The regulators’ appetite for approving new fund management companies varies according to a range of factors says Wang, including: economic outlook; buoyancy of the securities markets; condition of existing fund management companies; and pressure from overseas governments lobbying on behalf of their own fund management companies. Previous downturns have proved to be successful entry points for overseas fund managers. However, Wang sees that the fall of once highly regarded Western financial institutions such as Lehman Brothers, Merrill Lynch and AIG means that the regulators are being extremely cautious in letting in any more foreign players, particularly now that the number of JVs exceeds the number of domestic firms. There are currently several new fund management companies awaiting approval to commence operations, with a gap of a year since the last approval was given. But with RMB10bn seen as the minimum amount of assets under management required to break even, the CSRC is concerned about introducing too much competition. Indeed, Wang sees that it is unlikely that more than 5 new fund management ventures will be approved this year.

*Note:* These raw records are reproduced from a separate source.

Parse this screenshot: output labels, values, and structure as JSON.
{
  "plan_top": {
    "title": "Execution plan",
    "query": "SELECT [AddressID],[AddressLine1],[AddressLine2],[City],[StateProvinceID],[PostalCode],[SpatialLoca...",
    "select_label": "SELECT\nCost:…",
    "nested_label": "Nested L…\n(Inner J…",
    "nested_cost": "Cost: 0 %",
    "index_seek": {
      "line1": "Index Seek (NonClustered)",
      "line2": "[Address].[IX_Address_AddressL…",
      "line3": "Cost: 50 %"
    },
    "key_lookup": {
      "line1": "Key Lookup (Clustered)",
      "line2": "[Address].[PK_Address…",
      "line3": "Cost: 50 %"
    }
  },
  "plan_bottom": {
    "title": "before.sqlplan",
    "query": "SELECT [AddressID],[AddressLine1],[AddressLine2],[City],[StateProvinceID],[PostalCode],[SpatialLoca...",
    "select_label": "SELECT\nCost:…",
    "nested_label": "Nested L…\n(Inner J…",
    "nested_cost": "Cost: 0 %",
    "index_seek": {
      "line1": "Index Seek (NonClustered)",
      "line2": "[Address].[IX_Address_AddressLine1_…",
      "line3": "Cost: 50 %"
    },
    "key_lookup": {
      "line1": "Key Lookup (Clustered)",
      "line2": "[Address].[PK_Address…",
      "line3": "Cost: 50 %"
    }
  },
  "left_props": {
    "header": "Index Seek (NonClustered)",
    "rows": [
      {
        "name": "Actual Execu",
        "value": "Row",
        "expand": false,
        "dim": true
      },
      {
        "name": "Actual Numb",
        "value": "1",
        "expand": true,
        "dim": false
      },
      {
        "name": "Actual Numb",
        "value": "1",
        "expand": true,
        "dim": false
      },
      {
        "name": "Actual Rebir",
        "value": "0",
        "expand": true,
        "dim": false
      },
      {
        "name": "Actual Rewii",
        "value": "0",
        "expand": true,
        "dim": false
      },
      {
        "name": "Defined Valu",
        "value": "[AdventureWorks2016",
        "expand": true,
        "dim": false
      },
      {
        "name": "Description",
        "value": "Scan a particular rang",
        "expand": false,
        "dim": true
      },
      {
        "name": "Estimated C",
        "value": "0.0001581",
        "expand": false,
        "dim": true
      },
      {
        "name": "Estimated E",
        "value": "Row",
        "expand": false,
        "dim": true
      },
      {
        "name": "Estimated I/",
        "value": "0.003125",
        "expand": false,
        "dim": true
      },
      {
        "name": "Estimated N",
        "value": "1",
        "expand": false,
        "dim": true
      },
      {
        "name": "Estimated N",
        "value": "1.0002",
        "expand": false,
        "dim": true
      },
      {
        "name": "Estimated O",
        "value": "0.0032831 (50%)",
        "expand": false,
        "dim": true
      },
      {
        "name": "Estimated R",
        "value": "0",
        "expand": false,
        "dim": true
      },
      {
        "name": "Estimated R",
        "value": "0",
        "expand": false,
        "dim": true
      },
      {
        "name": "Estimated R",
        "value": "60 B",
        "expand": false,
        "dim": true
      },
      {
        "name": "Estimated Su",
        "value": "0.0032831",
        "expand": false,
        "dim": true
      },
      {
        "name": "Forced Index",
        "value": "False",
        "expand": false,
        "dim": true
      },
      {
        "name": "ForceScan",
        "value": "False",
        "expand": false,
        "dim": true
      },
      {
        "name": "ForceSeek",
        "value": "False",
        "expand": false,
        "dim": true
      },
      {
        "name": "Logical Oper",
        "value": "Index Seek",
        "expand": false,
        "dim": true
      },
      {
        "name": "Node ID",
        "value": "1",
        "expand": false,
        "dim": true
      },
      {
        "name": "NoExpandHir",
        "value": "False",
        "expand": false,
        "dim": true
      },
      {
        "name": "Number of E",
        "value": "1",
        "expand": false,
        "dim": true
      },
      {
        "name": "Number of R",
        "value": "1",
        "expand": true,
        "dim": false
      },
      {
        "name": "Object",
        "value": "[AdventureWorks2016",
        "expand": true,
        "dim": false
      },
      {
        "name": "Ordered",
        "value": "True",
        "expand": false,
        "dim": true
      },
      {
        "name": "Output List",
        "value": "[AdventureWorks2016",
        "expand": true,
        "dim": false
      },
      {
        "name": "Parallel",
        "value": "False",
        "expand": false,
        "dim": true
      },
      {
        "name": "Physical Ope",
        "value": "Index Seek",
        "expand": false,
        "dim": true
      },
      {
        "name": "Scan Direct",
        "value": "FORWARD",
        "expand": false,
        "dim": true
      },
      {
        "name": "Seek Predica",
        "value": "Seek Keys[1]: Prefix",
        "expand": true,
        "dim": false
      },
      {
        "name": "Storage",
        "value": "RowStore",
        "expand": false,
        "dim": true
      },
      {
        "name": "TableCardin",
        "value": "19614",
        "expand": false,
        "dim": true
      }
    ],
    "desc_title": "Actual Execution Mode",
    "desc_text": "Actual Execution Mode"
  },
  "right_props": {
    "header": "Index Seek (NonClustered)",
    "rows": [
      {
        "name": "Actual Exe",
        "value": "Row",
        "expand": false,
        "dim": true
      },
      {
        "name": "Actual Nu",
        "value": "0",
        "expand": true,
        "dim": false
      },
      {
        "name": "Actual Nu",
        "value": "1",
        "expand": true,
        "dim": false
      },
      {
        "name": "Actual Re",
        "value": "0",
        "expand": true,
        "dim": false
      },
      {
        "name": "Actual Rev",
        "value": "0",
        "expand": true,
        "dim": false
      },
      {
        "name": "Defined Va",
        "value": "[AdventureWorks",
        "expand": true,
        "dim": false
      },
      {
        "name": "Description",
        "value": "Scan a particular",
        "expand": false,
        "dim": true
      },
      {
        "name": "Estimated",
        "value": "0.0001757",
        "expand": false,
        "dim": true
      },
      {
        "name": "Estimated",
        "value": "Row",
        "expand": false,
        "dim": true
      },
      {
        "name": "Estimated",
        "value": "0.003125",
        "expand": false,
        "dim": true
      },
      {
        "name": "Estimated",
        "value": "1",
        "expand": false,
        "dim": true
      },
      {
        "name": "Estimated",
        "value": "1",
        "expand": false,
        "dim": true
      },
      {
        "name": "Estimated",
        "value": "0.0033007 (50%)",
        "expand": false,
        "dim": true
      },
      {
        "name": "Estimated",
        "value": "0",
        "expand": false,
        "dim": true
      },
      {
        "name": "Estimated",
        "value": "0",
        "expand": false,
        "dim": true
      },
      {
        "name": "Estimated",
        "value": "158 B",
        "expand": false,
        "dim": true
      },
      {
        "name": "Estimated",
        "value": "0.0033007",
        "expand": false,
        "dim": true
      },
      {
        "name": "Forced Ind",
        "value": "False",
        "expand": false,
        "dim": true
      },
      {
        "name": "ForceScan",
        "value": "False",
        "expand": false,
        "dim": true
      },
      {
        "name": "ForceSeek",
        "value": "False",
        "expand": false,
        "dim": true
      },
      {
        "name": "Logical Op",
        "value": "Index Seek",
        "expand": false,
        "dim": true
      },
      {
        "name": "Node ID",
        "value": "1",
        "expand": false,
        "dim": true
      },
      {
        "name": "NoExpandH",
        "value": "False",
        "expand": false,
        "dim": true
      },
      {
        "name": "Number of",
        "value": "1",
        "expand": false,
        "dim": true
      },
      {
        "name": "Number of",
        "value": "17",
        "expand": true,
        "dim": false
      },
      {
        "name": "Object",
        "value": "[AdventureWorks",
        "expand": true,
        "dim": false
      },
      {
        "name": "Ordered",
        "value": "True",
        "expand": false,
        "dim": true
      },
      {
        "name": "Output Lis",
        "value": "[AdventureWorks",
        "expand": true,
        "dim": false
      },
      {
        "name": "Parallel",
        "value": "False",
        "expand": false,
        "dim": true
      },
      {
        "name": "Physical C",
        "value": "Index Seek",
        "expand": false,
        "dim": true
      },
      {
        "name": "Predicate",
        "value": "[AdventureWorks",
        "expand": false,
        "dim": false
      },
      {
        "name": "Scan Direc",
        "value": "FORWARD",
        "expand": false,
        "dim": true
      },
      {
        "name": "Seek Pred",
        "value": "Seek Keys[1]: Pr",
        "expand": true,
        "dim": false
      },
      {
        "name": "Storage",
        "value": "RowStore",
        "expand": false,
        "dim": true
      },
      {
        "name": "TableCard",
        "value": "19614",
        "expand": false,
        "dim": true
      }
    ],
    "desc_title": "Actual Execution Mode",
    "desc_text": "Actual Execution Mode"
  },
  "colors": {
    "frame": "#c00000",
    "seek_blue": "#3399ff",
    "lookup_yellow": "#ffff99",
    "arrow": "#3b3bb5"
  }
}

Overall, Vermilion expects that the regulatory position will continue to ease over the medium term, though this will be gradual. In the near term it recommends that a prospective entrant should focus on either: Investing in an existing company; or seeking a partner with strong connections at Central Government level so that they could assist in facilitating the approval process. As Wang argues, due to the downside of dealing with legacy issues if an investment is made into an existing company, foreign fund managers may find it preferable to focus instead on establishing a new company. In terms of establishing a new JV, currently it is difficult, though not as difficult as it has been to gain approval. However, foreign fund managers will need a partner which can influence both the CSRC and the State Council. Accordingly, one can either: Partner with a powerful financial services business; or partner with a powerful non-financial services business which controls or has significant influence over a financial services firm that can be used to meet the technical requirement of having a domestic financial services firm as a shareholder in a JV.
The advantage of partnering with a powerful financial services business is that it is more likely to gain approval quickly and have the necessary infrastructure to assist in developing the business. The disadvantage is that they will be less willing to give up control and will be more likely to interfere in the management of the business. The converse may be true of a powerful non-financial services business. But ultimately, as Wang points out, the CSRC has to go to the State Council for the final approval and then considerations will be based on political and diplomatic considerations as much as economic. US companies with the implicit backing of the US Government may be able to wield more influence than European, although conversely, if relations take a downturn, they find themselves disadvantaged.